Page 1 of 1

Out of Core rendering for CUDA devices

Posted: Fri Apr 24, 2020 3:30 pm
by Dade
outofcore.jpg

Introduction

Out of core rendering is the capability to render (with GPUs) scenes requiring more memory than the one directly connected to the device. This feature requires hardware support so it is available only on some recent GPU (2-3 of the last NVIDIA GPU generations, AMD Vega GPUs, etc.).

AMD GPUs

This feature is already available trough a driver option (i.e. AMD HBCC) for AMD GPUs.

NVIDIA GPUs

This feature is now available for all NVIDIA GPUs with the required hardware and new LuxCoreRender support for CUDA and OoC rendering.

Other GPU vendors

The support for other GPU vendors can potentially be added by using OpenCL v2.x SVM.

GPU's RAM as a cache

The idea is to use the GPU ram as a cache of the CPU ram where the scene is effectively stored.
NOTE: this has the side effect of requiring more CPU ram than in a normal rendering because some scene data is not stored only in GPU ram.
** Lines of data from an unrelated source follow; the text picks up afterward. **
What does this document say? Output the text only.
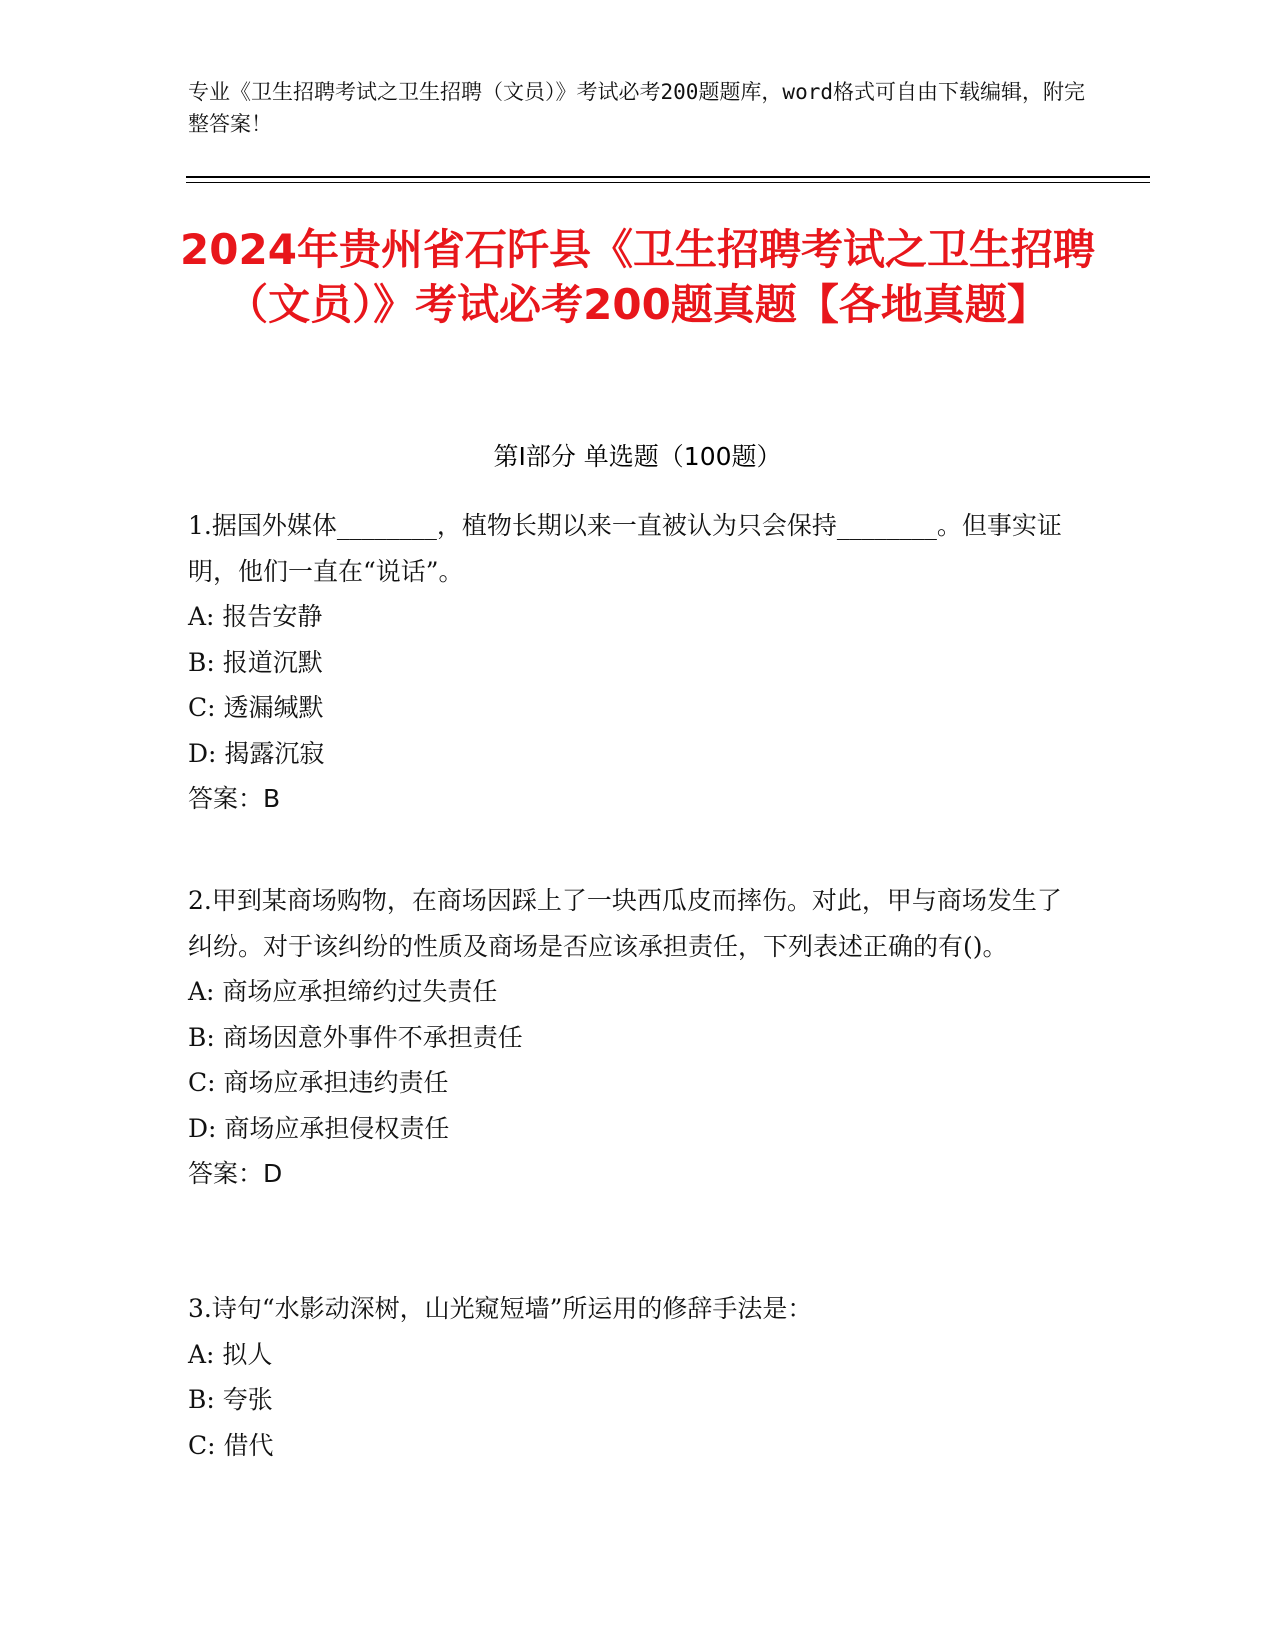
专业《卫生招聘考试之卫生招聘（文员）》考试必考200题题库，word格式可自由下载编辑，附完整答案！
2024年贵州省石阡县《卫生招聘考试之卫生招聘（文员）》考试必考200题真题【各地真题】
第Ⅰ部分 单选题（100题）
1.据国外媒体________，植物长期以来一直被认为只会保持________。但事实证明，他们一直在“说话”。
A: 报告安静
B: 报道沉默
C: 透漏缄默
D: 揭露沉寂
答案：B
2.甲到某商场购物，在商场因踩上了一块西瓜皮而摔伤。对此，甲与商场发生了纠纷。对于该纠纷的性质及商场是否应该承担责任，下列表述正确的有()。
A: 商场应承担缔约过失责任
B: 商场因意外事件不承担责任
C: 商场应承担违约责任
D: 商场应承担侵权责任
答案：D
3.诗句“水影动深树，山光窥短墙”所运用的修辞手法是：
A: 拟人
B: 夸张
C: 借代
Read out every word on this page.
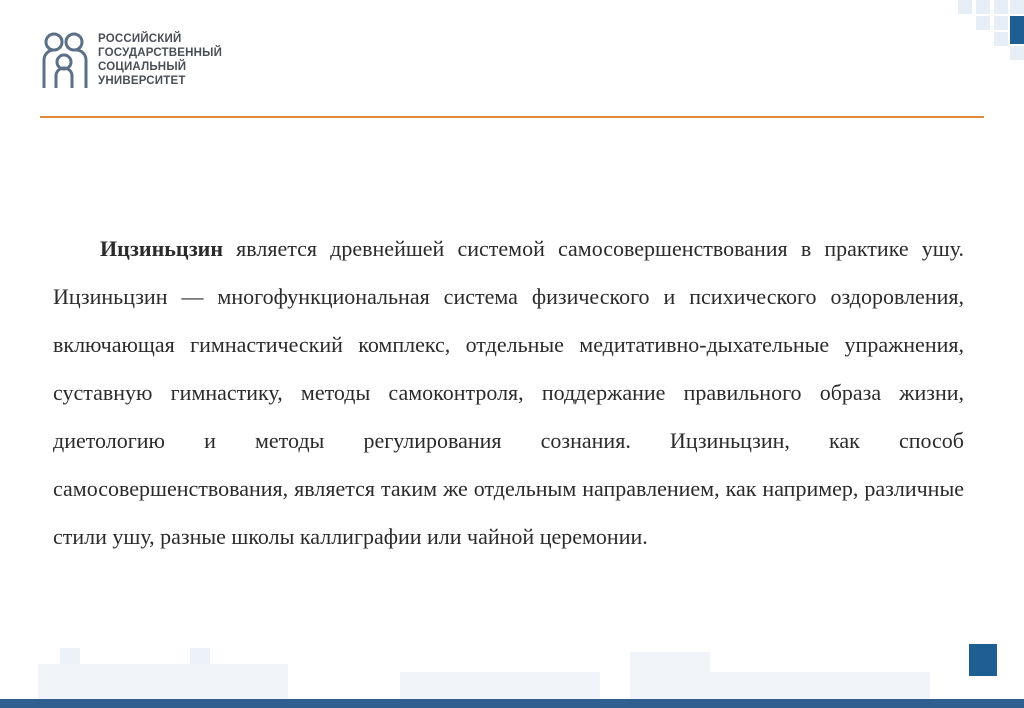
РОССИЙСКИЙ
ГОСУДАРСТВЕННЫЙ
СОЦИАЛЬНЫЙ
УНИВЕРСИТЕТ

Ицзиньцзин является древнейшей системой самосовершенствования в практике ушу. Ицзиньцзин — многофункциональная система физического и психического оздоровления, включающая гимнастический комплекс, отдельные медитативно-дыхательные упражнения, суставную гимнастику, методы самоконтроля, поддержание правильного образа жизни, диетологию и методы регулирования сознания. Ицзиньцзин, как способ самосовершенствования, является таким же отдельным направлением, как например, различные стили ушу, разные школы каллиграфии или чайной церемонии.
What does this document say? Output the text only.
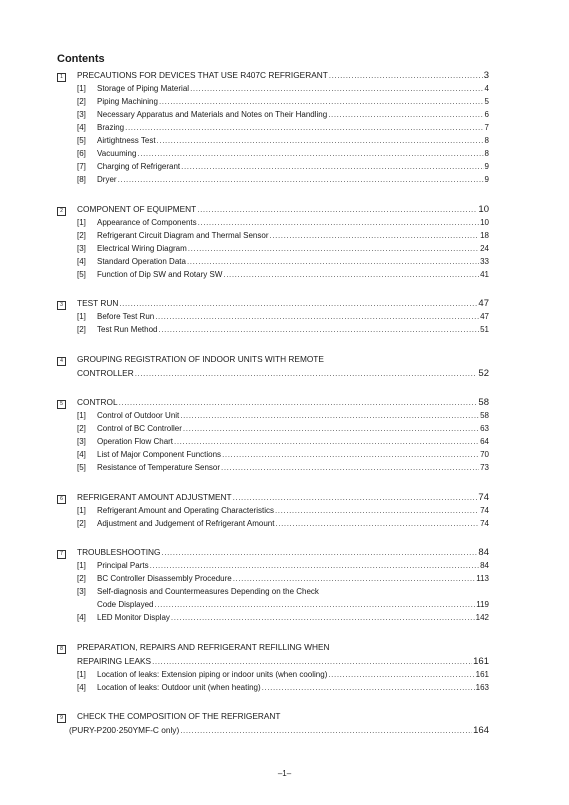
Contents
1	PRECAUTIONS FOR DEVICES THAT USE R407C REFRIGERANT .....	3
[1]	Storage of Piping Material .....	4
[2]	Piping Machining .....	5
[3]	Necessary Apparatus and Materials and Notes on Their Handling .....	6
[4]	Brazing .....	7
[5]	Airtightness Test .....	8
[6]	Vacuuming .....	8
[7]	Charging of Refrigerant .....	9
[8]	Dryer .....	9
2	COMPONENT OF EQUIPMENT .....	10
[1]	Appearance of Components .....	10
[2]	Refrigerant Circuit Diagram and Thermal Sensor .....	18
[3]	Electrical Wiring Diagram .....	24
[4]	Standard Operation Data .....	33
[5]	Function of Dip SW and Rotary SW .....	41
3	TEST RUN .....	47
[1]	Before Test Run .....	47
[2]	Test Run Method .....	51
4	GROUPING REGISTRATION OF INDOOR UNITS WITH REMOTE
CONTROLLER .....	52
5	CONTROL .....	58
[1]	Control of Outdoor Unit .....	58
[2]	Control of BC Controller .....	63
[3]	Operation Flow Chart .....	64
[4]	List of Major Component Functions .....	70
[5]	Resistance of Temperature Sensor .....	73
6	REFRIGERANT AMOUNT ADJUSTMENT .....	74
[1]	Refrigerant Amount and Operating Characteristics .....	74
[2]	Adjustment and Judgement of Refrigerant Amount .....	74
7	TROUBLESHOOTING .....	84
[1]	Principal Parts .....	84
[2]	BC Controller Disassembly Procedure .....	113
[3]	Self-diagnosis and Countermeasures Depending on the Check
Code Displayed .....	119
[4]	LED Monitor Display .....	142
8	PREPARATION, REPAIRS AND REFRIGERANT REFILLING WHEN
REPAIRING LEAKS .....	161
[1]	Location of leaks: Extension piping or indoor units (when cooling) .....	161
[4]	Location of leaks: Outdoor unit (when heating) .....	163
9	CHECK THE COMPOSITION OF THE REFRIGERANT
(PURY-P200·250YMF-C only) .....	164
–1–
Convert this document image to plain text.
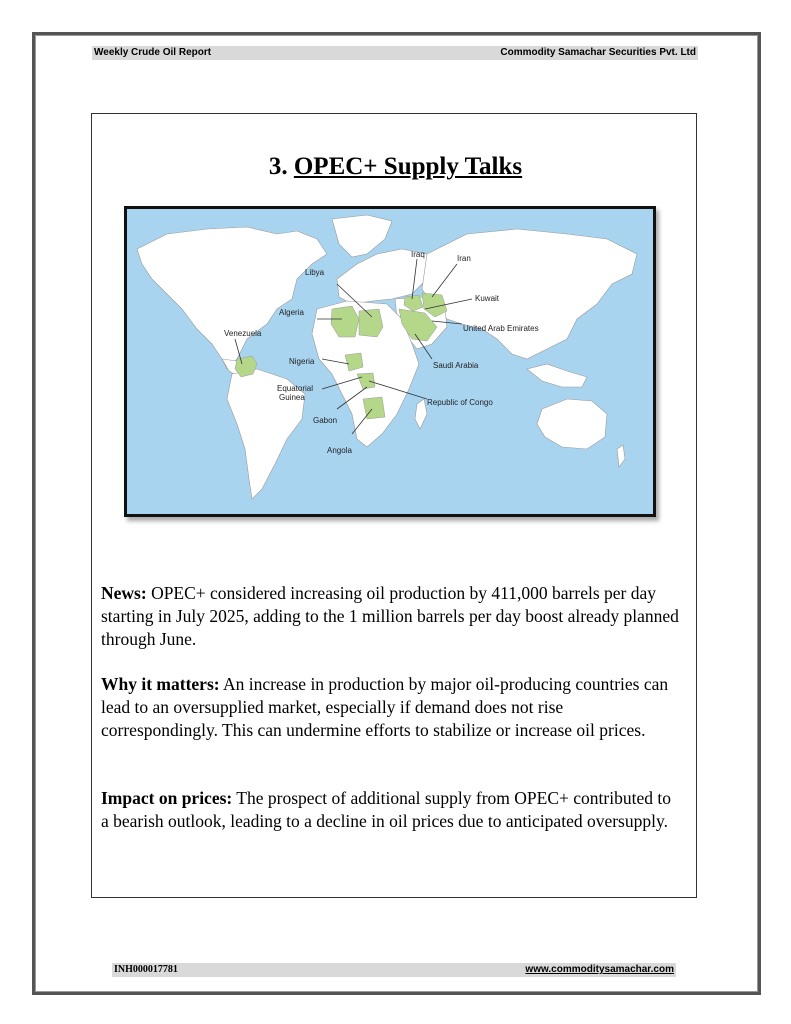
Weekly Crude Oil Report	Commodity Samachar Securities Pvt. Ltd
3. OPEC+ Supply Talks
Iraq	Iran
Libya
Kuwait
Algeria
United Arab Emirates
Venezuela
Saudi Arabia
Nigeria
Equatorial
Guinea
Republic of Congo
Gabon
Angola

News: OPEC+ considered increasing oil production by 411,000 barrels per day starting in July 2025, adding to the 1 million barrels per day boost already planned through June.

Why it matters: An increase in production by major oil-producing countries can lead to an oversupplied market, especially if demand does not rise correspondingly. This can undermine efforts to stabilize or increase oil prices.

Impact on prices: The prospect of additional supply from OPEC+ contributed to a bearish outlook, leading to a decline in oil prices due to anticipated oversupply.

INH000017781	www.commoditysamachar.com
You can enable OoC rendering by just flipping a flag:

Code: Select all

opencl.outofcore.enable = 1
Some buffer will be than allocate and marked as "OUT OF CORE":

Code: Select all

[LuxCore][4.235] Starting 1 OpenCL render threads
[LuxRays][4.246] [Device GeForce RTX 2070 SUPER CUDAIntersect] RADIANCE_PER_PIXEL_NORMALIZEDs[0] buffer size: 18225Kbytes (OUT OF CORE)
[LuxRays][4.246] [Device GeForce RTX 2070 SUPER CUDAIntersect] NOISE buffer size: 4556Kbytes (OUT OF CORE)
[LuxRays][4.246] [Device GeForce RTX 2070 SUPER CUDAIntersect] Denoiser samples count buffer size: 4556Kbytes (OUT OF CORE)
[LuxRays][4.246] [Device GeForce RTX 2070 SUPER CUDAIntersect] Denoiser squared weight buffer size: 4556Kbytes (OUT OF CORE)
[LuxRays][4.246] [Device GeForce RTX 2070 SUPER CUDAIntersect] Denoiser mean image buffer size: 13668Kbytes (OUT OF CORE)
[LuxRays][4.246] [Device GeForce RTX 2070 SUPER CUDAIntersect] Denoiser covariance buffer size: 27337Kbytes (OUT OF CORE)
[LuxRays][4.246] [Device GeForce RTX 2070 SUPER CUDAIntersect] Denoiser sample histogram buffer size: 273375Kbytes (OUT OF CORE)
[LuxRays][4.253] [Device GeForce RTX 2070 SUPER CUDAIntersect] RADIANCE_PER_PIXEL_NORMALIZEDs[0] buffer size: 18225Kbytes (OUT OF CORE)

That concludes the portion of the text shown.